Die Bank wollte sich auf Handelsblatt-Anfrage nicht dazu äußern, ob sie Zinsrisiken nicht abgesichert habe. Auch zur Anpassung des Geschäftsmodells äußerte sie sich nicht.
Im Vorstand gab es bereits Veränderungen. Die Vorstandsmitglieder Karen Lehmann-Martin und Jürgen Haschka zogen sich zurück.
Auch die PSD Bank Koblenz machte operativ im vergangenen Jahr einen Verlust. Und auch bei ihr schossen die Zinsaufwendungen nach oben. Das Geldhaus erklärte auf Anfrage, dass es die Anordnung der Bafin sehr ernst nehme und mit der Aufsicht zusammenarbeite.
Zusätzliche Kapitalanforderungen der Bafin würde die Bank vollumfänglich erfüllen, so die PSD Bank Koblenz weiter. Die Bank kommt nach eigenen Angaben Mitte 2025 auf eine harte Kernkapitalquote von 19,4 Prozent.
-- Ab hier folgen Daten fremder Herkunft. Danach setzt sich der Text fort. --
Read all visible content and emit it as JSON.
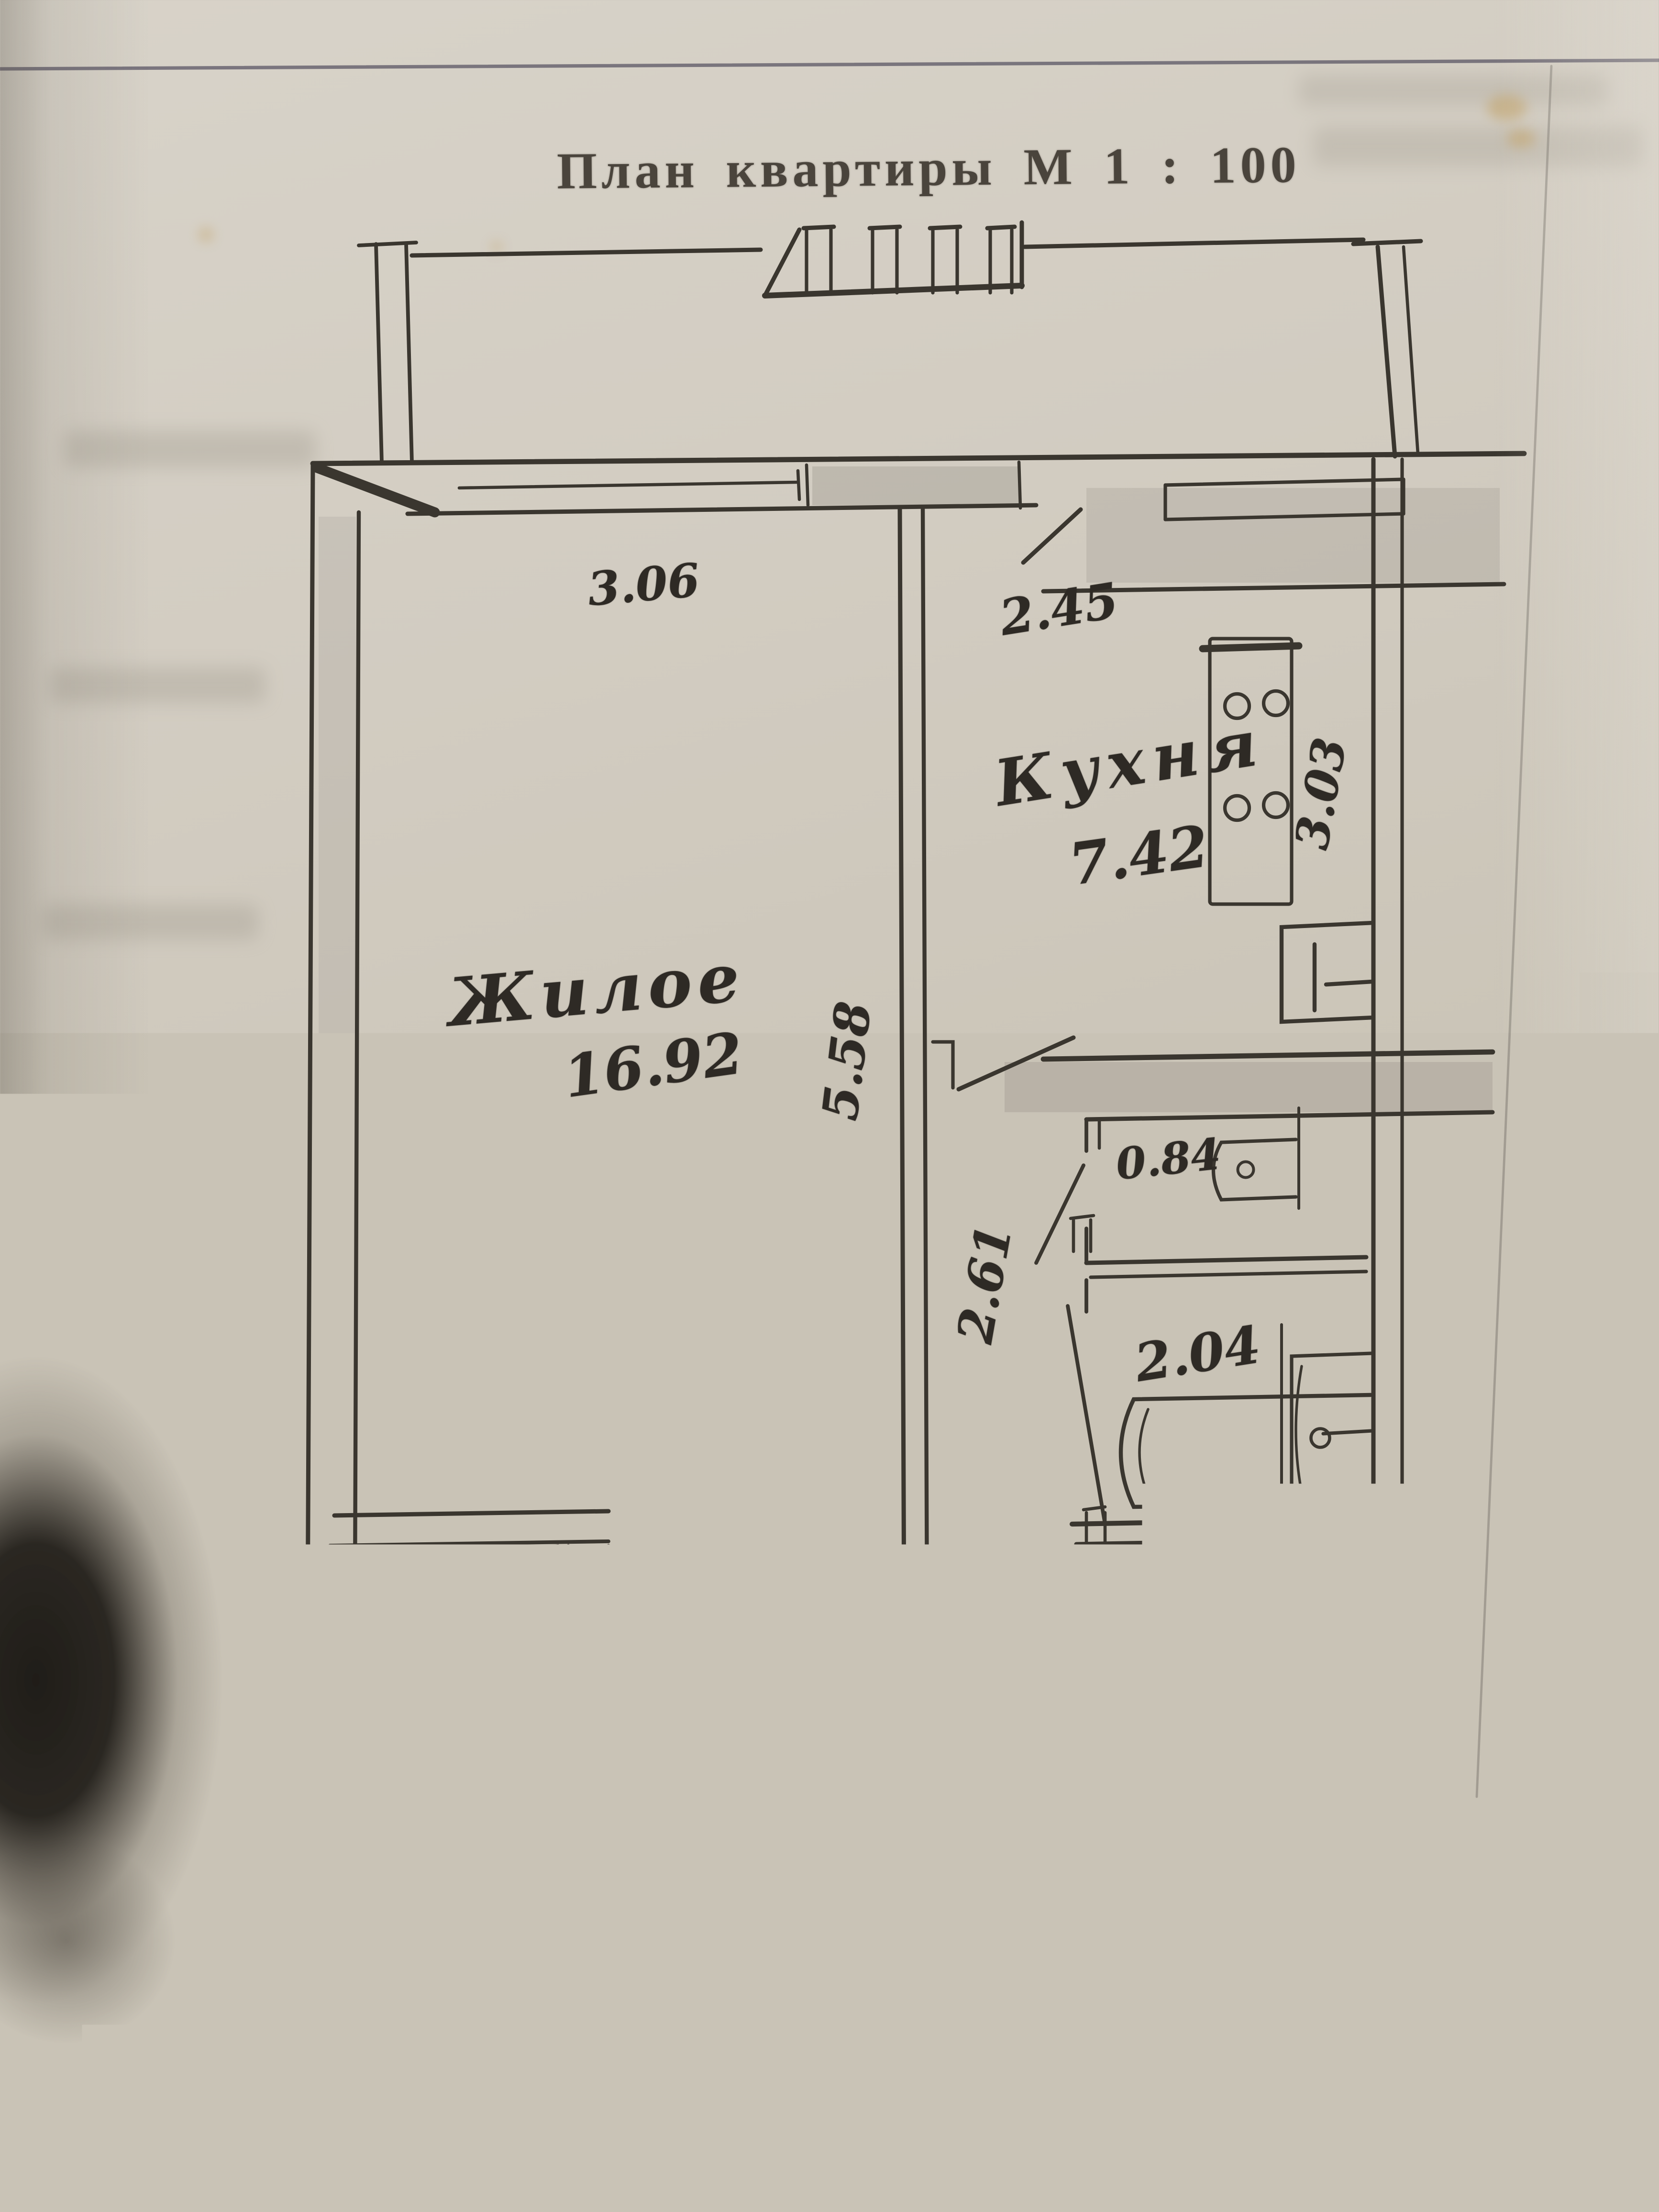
{
  "title": "План квартиры М 1 : 100",
  "caption": "ационный план расположения жилого дома и квартиры",
  "watermark": "Realt",
  "rooms": {
    "living": {
      "name": "Жилое",
      "area": "16.92"
    },
    "kitchen": {
      "name": "Кухня",
      "area": "7.42"
    },
    "corridor": {
      "name": "Кор-р",
      "area": "8.27"
    },
    "closet": {
      "area": "1.47"
    },
    "wc": {
      "area": "0.84"
    },
    "bath": {
      "area": "2.04"
    }
  },
  "dimensions": {
    "living_window_width": "3.06",
    "kitchen_window_width": "2.45",
    "kitchen_depth": "3.03",
    "living_length": "5.58",
    "hall_width": "2.61",
    "closet_width": "1.05",
    "closet_depth": "1.40"
  },
  "colors": {
    "paper": "#cdc7bb",
    "ink": "#3a362f",
    "shadow_blob": "#1f1c17",
    "watermark": "#f2f0ea"
  }
}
Bei der PSD Bank München, die in Augsburg sitzt, betrug der Wert Ende vergangenen Jahres 23,8 Prozent. Das übertrifft die Mindestanforderung für europäische Banken deutlich.
Das absolute Minimum für die harte Kernkapitalquote beträgt 4,5 Prozent der risikogewichteten Aktiva. Sieben Prozent muss die Quote mindestens betragen, wenn eine Bank Dividenden und Boni zahlen will. In Einzelfällen können die Aufseher aber zusätzliche Puffer verlangen, bei den meisten Banken sind die Kapitalquoten ohnehin deutlich höher.
Die harte Kernkapitalquote ist ein wichtiger Indikator für die Widerstandskraft von Geldhäusern in Krisen. Sie beschreibt das Verhältnis von Eigenkapital zu den risikogewichteten Vermögenswerten einer Bank.
Die ein Dutzend PSD Banken sind Teil der genossenschaftlichen Finanzgruppe. Sie haben zusammen nur 44 Filialen. Ein großer Teil ihres Geschäfts beruht auf Baufinanzierungen.
Erstpublikation: 16.09.2025, 08:54 Uhr.